The results of the regular blood tests you have as part of your HIV care can help you and your doctor decide whether you should start treatment. But there will be other factors to take into account.
It's unlikely that you will have to make a quick decision. If your CD4 cell count is already very low or you are ill with an infection, you may need to make a decision more quickly. Your doctor may advise you to start HIV treatment urgently, in order to prevent serious illness and infections. If your CD4 cell count is 350 or below, you are recommended to discuss HIV treatment with your doctor and to start treatment as soon as you are ready.
If you are ill because of HIV, have another health condition or you are above the age of 50, you may be advised to start treatment earlier.

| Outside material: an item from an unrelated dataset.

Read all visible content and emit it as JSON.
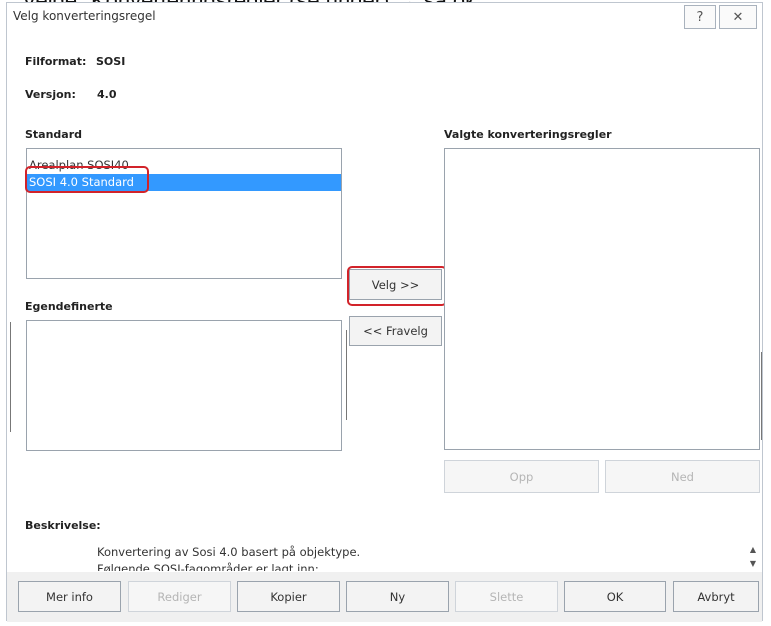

Starting treatment when your CD4 cell count is around 350 reduces the risk of developing some other serious illness. These include cardiovascular diseases (heart attack and stroke, for example), liver or kidney problems and some cancers.
Taking HIV treatment reduces the amount of virus in your blood and other body fluids, including semen and vaginal fluids. This reduces the risk of HIV being passed on to others. You may want to consider starting treatment earlier if you have an HIV-negative partner, for example.
Some doctors think there are advantages to starting HIV treatment at higher CD4 cell counts. They point to lower rates of illness and death among people who started treatment when their CD4 cell count was around 500. The pros and cons of starting treatment at CD4 cell counts above 350 are still uncertain, but the recommendations for when to start may change in the future.
If your doctor recommends that you start treatment but you decide that you would rather not start yet, it is very important that you stay in touch with your clinic and have your health monitored regularly.